カルティエ「トゥティ・フルッティ(すべての果物)」2
1901年、ピエール・カルティエは、インドよりドレスを3着贈られたアレクサンドラ王妃(英国王エドワード7世の妻)からそれらに合うネックレスの注文を受けた。それ以降、カルティエはインド文化との繋がりを持つ。10年後、ピエールの弟ジャックは、インド皇帝ジョージ5世の戴冠式典に出席するためインド亜大陸へ赴くが、一方で手持ちの宝石をフランス式に仕立てたいと望むマハラジャたちと接触する目的もあった。やがてインドの宝飾品は西洋社会で大評判となり、カルティエの顧客たちは同じような宝飾品を求め店の前に列をなすようになる。
1936年、カルティエは上流階級に属するデイジー・フェローズ(フランス系アメリカ女性で莫大な財産の相続人)の依頼を受け、彼女がすでに所有していたネックレス1点とブレスレット2点に使われていた785個の宝石を再利用し、さらに238個のダイヤモンドと8個のルビーを加え、インドの宝石文化に影響を受け最も豪華な異国情緒あふれるネックレスを完成させる。翌年このネックレスをつけたデイジーの写真がヴォーグ誌に掲載されたのは、ジャズ・エイジの華やかさと豊かさを象徴する革新的な装いの先駆けだったからだ。

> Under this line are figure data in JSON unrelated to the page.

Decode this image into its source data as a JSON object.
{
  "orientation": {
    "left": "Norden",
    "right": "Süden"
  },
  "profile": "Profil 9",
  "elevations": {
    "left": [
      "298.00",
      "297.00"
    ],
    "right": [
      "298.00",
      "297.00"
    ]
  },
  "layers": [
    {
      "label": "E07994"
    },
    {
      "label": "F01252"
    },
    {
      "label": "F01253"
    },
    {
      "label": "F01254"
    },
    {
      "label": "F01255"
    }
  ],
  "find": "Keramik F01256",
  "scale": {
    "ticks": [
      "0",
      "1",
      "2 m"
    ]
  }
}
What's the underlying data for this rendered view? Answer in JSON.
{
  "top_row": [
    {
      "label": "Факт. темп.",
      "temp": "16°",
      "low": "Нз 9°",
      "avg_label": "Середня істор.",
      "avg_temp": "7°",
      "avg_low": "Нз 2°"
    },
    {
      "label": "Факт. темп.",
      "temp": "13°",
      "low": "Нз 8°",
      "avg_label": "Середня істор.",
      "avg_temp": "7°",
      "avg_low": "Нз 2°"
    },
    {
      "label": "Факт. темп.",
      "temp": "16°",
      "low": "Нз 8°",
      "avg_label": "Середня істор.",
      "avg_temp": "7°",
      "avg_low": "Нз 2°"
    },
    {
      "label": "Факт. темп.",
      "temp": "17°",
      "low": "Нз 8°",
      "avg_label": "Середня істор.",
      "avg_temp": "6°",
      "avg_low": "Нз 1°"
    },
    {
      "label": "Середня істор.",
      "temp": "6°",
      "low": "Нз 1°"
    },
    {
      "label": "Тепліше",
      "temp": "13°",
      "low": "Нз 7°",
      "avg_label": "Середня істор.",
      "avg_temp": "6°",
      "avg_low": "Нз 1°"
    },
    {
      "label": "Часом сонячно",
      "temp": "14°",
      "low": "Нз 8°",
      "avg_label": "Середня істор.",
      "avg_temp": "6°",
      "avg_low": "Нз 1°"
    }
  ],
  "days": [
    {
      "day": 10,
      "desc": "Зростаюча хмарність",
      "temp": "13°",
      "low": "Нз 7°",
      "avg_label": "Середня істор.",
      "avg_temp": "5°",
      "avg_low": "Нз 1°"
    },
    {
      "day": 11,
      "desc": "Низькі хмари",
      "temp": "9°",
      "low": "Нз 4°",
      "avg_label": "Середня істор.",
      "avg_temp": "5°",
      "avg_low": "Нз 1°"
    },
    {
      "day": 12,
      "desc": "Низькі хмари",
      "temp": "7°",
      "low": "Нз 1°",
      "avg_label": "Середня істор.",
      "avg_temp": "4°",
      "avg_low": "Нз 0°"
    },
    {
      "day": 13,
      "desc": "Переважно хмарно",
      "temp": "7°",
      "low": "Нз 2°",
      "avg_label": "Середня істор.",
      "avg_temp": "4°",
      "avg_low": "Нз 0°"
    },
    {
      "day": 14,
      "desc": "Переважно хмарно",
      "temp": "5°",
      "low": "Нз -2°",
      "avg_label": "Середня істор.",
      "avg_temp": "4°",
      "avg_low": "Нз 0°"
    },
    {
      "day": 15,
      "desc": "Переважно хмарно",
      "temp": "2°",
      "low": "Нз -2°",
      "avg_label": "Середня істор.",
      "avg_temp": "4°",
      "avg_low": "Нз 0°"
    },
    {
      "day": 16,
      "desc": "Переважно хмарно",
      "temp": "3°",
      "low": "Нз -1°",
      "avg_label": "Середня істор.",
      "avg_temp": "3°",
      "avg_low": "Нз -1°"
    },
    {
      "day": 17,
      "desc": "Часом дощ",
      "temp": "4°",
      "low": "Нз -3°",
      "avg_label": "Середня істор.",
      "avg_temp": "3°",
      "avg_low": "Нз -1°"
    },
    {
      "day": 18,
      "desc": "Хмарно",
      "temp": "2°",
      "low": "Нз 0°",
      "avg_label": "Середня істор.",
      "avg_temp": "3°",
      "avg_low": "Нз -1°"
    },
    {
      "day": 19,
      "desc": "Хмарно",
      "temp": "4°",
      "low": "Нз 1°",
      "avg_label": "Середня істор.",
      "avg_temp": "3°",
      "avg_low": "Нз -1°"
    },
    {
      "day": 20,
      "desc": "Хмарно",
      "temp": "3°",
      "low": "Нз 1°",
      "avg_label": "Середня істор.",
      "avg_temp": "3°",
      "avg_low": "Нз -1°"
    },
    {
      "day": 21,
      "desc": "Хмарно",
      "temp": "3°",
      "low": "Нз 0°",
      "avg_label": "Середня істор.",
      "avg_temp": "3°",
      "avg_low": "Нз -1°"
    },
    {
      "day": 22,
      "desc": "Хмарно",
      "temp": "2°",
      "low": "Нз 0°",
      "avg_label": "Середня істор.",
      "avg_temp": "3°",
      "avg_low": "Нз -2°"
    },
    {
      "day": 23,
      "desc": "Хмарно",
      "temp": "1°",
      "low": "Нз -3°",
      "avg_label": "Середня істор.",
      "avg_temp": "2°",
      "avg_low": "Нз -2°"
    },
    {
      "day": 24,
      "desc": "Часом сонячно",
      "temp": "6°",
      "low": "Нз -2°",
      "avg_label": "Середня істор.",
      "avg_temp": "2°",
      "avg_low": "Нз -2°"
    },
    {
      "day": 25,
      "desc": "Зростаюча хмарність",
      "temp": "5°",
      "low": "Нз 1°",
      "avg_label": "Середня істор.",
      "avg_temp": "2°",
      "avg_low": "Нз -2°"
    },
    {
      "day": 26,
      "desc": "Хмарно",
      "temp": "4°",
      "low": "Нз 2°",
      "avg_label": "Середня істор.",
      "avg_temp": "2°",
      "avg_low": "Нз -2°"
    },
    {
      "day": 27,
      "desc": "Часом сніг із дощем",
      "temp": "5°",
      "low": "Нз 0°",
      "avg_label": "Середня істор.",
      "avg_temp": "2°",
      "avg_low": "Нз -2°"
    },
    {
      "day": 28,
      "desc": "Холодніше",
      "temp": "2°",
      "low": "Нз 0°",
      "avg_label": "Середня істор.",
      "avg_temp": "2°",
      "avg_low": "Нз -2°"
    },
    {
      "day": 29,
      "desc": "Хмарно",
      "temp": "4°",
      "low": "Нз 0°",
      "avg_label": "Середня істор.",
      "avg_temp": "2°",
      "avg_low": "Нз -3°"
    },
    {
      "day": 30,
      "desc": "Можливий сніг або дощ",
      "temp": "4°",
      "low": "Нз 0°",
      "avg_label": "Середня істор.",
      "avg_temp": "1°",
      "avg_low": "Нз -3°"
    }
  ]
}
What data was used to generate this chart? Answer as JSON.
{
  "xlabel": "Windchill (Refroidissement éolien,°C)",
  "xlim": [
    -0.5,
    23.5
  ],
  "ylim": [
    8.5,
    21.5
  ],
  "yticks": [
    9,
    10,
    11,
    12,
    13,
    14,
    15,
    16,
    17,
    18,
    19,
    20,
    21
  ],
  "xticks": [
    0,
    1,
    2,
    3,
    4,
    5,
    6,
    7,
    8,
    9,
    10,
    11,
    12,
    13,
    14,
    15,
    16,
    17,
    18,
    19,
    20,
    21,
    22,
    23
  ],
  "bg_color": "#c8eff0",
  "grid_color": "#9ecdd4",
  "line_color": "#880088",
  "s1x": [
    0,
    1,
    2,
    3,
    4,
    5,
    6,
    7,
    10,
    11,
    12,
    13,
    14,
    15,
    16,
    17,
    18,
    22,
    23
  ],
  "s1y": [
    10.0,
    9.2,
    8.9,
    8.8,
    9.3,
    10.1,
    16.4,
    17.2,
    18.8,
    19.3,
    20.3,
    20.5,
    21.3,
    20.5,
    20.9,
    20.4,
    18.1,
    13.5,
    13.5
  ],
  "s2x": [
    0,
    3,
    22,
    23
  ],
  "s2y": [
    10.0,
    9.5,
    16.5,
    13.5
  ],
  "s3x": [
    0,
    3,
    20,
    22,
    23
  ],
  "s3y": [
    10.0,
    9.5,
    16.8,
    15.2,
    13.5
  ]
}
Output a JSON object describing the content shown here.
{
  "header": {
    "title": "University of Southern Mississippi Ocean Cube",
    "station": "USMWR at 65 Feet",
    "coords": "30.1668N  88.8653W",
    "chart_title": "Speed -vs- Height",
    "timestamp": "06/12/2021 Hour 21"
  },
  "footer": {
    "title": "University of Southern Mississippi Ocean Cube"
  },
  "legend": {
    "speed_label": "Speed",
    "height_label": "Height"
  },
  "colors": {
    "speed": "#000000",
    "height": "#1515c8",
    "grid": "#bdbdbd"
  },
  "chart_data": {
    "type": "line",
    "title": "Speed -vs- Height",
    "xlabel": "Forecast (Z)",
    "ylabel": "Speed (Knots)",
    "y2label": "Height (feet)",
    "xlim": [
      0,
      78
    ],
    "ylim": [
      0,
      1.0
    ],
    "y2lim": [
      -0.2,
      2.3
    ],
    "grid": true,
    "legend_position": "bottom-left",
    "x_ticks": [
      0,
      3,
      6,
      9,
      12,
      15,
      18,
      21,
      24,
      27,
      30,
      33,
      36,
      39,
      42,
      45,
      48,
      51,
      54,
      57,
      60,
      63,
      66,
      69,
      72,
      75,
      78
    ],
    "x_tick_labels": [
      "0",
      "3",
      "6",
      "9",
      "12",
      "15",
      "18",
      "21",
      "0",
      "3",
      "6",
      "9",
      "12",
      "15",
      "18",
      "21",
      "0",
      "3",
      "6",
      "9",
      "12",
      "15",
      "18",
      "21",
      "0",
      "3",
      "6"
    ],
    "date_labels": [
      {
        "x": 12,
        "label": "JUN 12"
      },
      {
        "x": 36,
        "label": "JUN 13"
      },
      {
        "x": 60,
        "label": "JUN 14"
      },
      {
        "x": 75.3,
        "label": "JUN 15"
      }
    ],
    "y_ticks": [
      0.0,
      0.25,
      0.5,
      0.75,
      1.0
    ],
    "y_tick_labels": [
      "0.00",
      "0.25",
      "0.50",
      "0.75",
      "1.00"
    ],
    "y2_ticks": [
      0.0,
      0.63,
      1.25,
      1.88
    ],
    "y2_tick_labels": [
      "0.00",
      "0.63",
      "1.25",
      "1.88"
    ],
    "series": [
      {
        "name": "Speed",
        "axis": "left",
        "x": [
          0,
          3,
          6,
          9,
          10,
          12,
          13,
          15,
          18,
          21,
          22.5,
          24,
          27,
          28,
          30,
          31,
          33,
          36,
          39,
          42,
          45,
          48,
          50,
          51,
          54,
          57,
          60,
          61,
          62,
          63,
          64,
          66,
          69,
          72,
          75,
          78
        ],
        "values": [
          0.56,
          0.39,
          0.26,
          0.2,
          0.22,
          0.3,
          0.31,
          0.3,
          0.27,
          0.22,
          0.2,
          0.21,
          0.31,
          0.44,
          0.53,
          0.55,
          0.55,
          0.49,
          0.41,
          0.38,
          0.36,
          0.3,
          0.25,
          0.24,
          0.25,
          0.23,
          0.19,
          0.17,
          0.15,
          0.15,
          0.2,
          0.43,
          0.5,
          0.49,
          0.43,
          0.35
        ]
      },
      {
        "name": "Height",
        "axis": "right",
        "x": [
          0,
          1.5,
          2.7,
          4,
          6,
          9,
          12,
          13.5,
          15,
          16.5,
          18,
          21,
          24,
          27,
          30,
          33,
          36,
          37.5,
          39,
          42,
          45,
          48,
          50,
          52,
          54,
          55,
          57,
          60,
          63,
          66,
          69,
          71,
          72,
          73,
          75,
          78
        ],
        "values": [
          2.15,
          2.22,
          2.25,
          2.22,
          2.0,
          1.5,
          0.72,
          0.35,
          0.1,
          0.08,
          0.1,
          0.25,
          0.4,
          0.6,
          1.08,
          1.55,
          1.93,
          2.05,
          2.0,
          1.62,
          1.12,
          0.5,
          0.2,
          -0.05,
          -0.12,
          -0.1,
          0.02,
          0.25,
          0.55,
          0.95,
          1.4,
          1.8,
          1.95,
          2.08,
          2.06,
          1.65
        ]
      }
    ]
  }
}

当時、このネックレスのスタイルは「コリエー・ヒンドゥー(ヒンドゥーのネックレス)」として知られていたが、1970年代カルティエは、カットされたカラフルな宝石がベリー類や葉や花に似ていることを強調するために、その名称を「トゥティ・フルッティ(すべて果物)」と改めた。そのころデイジーはスキャンダラスな恋愛模様と贅沢をきわめたライフスタイルで、ゴシップ紙をにぎわせていた。ニューヨーク・タイムズはこのネックレスについて「いかがわしい記憶とともに輝く宝石」と揶揄した。かたや、純粋にファッションリーダーとして評価されていた彼女は社交界の有名人で、1951年ベネチアで開かれた壮麗な仮装舞踏会に「アフリカの女王」の仮装をほどこし、このネックレスを身に付けて出席した。ところが、「ファッションリーダーだが・・・付けすぎた宝石の重みで小柄な体がたわんでいる」と彼女に対して皮肉たっぷりな記事がデイリーメール紙上に踊った。ちなみにこのネックレスは、1990年ジュネーブでオークションにかけられ、カルティエが265万5172ドルという記録的な価格で落札した。